魯迅の日本文の翻訳は最も精妙を極め、原文の意味をそっくり取って訳出しておきながら訳文が穏当でかつ明瞭であったために、学生間では「魯訳」といって訳文の模範にしていたという。
魯迅はここに2年間在籍したあと、仙台へと向かっている。
このように日本最初の中国人留学生の教育機関として期待を集めていた宏文学院だが、留学生の激減により1909年7月に閉校を余儀なくされた。
しかし松本は1914年12月留日学生のための学校「日華同人共立東亜高等予備学校」を創立した。
予備学校創設という事業は同じであっても、嘉納の依頼者は清国政府であったが、松本の依頼者はたった一人の中国人留学生であった。
松本は東京府立第一中学校の教諭をしていたが、その時に湖南省出身の曽横海が、松本に日本語講習会の講師を依頼してきた。
湖南省出身者だけでも400人以上の留日学生がいることを知って、松本は私財を投じて学校を設立する決意をする。
そして東亜高等予備学校には、毛沢東の朋友となる周恩来が学んでいる。
個人的な話だが学生時代に神楽坂近くに下宿しており、この界隈が中国革命の震源地のひとつと知ってフタタビ訪れ、魯迅や周恩来の足跡を辿ったことがある。

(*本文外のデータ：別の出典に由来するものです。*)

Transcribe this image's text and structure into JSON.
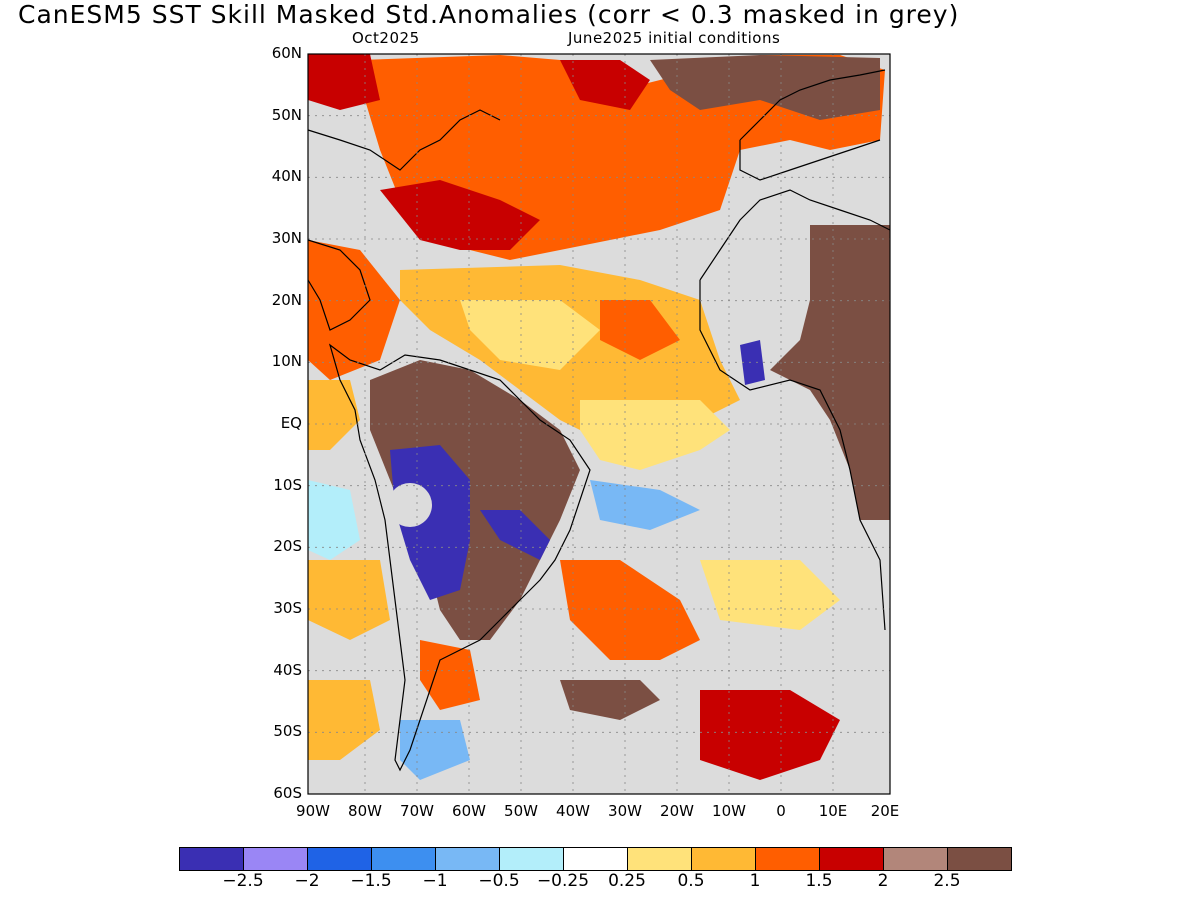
{
  "title": "CanESM5  SST Skill Masked Std.Anomalies (corr < 0.3 masked in grey)",
  "subtitle_left": "Oct2025",
  "subtitle_right": "June2025 initial conditions",
  "lat_labels": [
    "60N",
    "50N",
    "40N",
    "30N",
    "20N",
    "10N",
    "EQ",
    "10S",
    "20S",
    "30S",
    "40S",
    "50S",
    "60S"
  ],
  "lon_labels": [
    "90W",
    "80W",
    "70W",
    "60W",
    "50W",
    "40W",
    "30W",
    "20W",
    "10W",
    "0",
    "10E",
    "20E"
  ],
  "colorbar": {
    "colors": [
      "#3a2fb3",
      "#9a86f5",
      "#1f63e6",
      "#3d8ff0",
      "#78b8f5",
      "#b3eefa",
      "#ffffff",
      "#ffe27a",
      "#ffb934",
      "#ff5e00",
      "#c80000",
      "#b2867a",
      "#7b4f43"
    ],
    "labels": [
      "−2.5",
      "−2",
      "−1.5",
      "−1",
      "−0.5",
      "−0.25",
      "0.25",
      "0.5",
      "1",
      "1.5",
      "2",
      "2.5"
    ]
  },
  "mask_color": "#dcdcdc"
}
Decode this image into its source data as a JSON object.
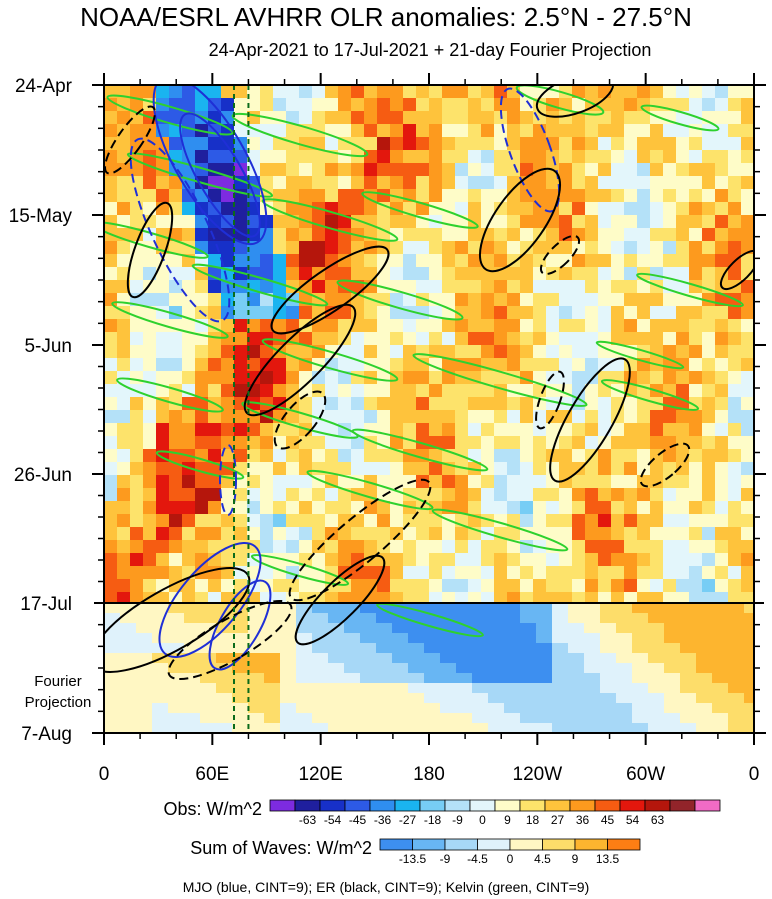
{
  "chart_data": {
    "type": "heatmap",
    "title": "NOAA/ESRL AVHRR OLR anomalies: 2.5°N - 27.5°N",
    "subtitle": "24-Apr-2021 to 17-Jul-2021 + 21-day Fourier Projection",
    "x_ticks": [
      "0",
      "60E",
      "120E",
      "180",
      "120W",
      "60W",
      "0"
    ],
    "y_ticks": [
      "24-Apr",
      "15-May",
      "5-Jun",
      "26-Jun",
      "17-Jul",
      "7-Aug"
    ],
    "projection_label": [
      "Fourier",
      "Projection"
    ],
    "projection_start": "17-Jul",
    "reference_lines_lon": [
      72,
      80
    ],
    "obs_colorbar": {
      "title": "Obs: W/m^2",
      "labels": [
        "-63",
        "-54",
        "-45",
        "-36",
        "-27",
        "-18",
        "-9",
        "0",
        "9",
        "18",
        "27",
        "36",
        "45",
        "54",
        "63"
      ],
      "colors": [
        "#7d2be0",
        "#1f1f9e",
        "#1730c8",
        "#2d5ae6",
        "#2f8ef0",
        "#1ab4f0",
        "#77cdf5",
        "#b4e1f8",
        "#e3f6fb",
        "#fefcc8",
        "#fde36b",
        "#fec33c",
        "#fd9a1e",
        "#f65c12",
        "#e3170d",
        "#b5160c",
        "#92242a",
        "#f16bc5"
      ]
    },
    "waves_colorbar": {
      "title": "Sum of Waves: W/m^2",
      "labels": [
        "-13.5",
        "-9",
        "-4.5",
        "0",
        "4.5",
        "9",
        "13.5"
      ],
      "colors": [
        "#3d8ff0",
        "#68b6f3",
        "#a7d8f7",
        "#dff2fb",
        "#fff7c3",
        "#fddd6a",
        "#fdb52f",
        "#fd7e14"
      ]
    },
    "footer": "MJO (blue, CINT=9); ER (black, CINT=9); Kelvin (green, CINT=9)"
  }
}
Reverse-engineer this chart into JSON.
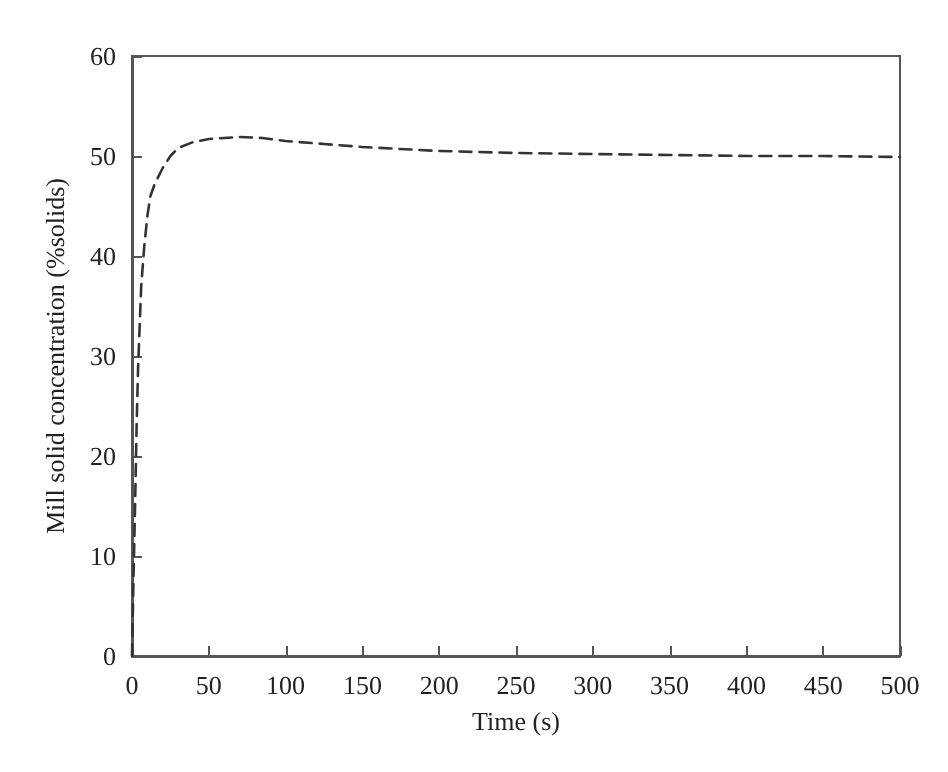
{
  "chart_data": {
    "type": "line",
    "xlabel": "Time (s)",
    "ylabel": "Mill solid concentration (%solids)",
    "x": [
      0,
      1,
      2,
      3,
      4,
      6,
      8,
      10,
      12,
      15,
      20,
      25,
      30,
      40,
      50,
      60,
      70,
      85,
      100,
      125,
      150,
      200,
      250,
      300,
      350,
      400,
      450,
      500
    ],
    "series": [
      {
        "color": "#333333",
        "values": [
          0,
          8,
          15,
          23,
          29,
          37,
          41,
          44,
          46,
          47.3,
          48.8,
          50,
          50.8,
          51.4,
          51.7,
          51.8,
          51.9,
          51.8,
          51.5,
          51.2,
          50.9,
          50.5,
          50.3,
          50.2,
          50.1,
          50,
          50,
          49.9
        ]
      }
    ],
    "xlim": [
      0,
      500
    ],
    "xticks": [
      0,
      50,
      100,
      150,
      200,
      250,
      300,
      350,
      400,
      450,
      500
    ],
    "ylim": [
      0,
      60
    ],
    "yticks": [
      0,
      10,
      20,
      30,
      40,
      50,
      60
    ],
    "grid": false,
    "marker": "none",
    "line_style": "dashed"
  }
}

地下鉄江戸川橋から牛込方面に歩くと周恩来が生活した山吹町界隈につく。
山吹町あたりは細い路地が迷路のように重なりあった所で路地をぬけたところが神楽坂である。
神楽坂には中国留学生達が集まり中国革命同盟会の機関紙「民報」などが発行された。
この周辺は若き中国留学生達が革命への血をたぎらせた場所でもあった。
1998年は日中平和友好条約締結二十周年であり、日中国交正常化に尽力した故周恩来総理の生誕百年にあたる。
東亜高等予備学校の創立者松本亀次郎氏の日中友好の理念の下、周恩来が1917年から二年間ここで日本語を中心に学んでいる。
千代田区日中友好協会は、東亜高等予備学校の跡地の愛全公園内(神田神保町2-21)に記念碑を建立した。
建立された石碑には、「周恩来ここに学ぶ―東亜高等予備学校跡―」と記され、さらに周恩来が千代田区で学んだ事跡を記した碑が建てられている。
神田小川町にある「漢陽楼」は周恩来ゆかりの中華料理店で、地下鉄神保町駅すぐ近くにある。
中国からの留学生にふるさとの味をと1911年に始めた中華料理店で、当時19歳の留学生、周恩来もここに通っていた。周恩来が好んでいた「小龍包」は今も人気メニューである。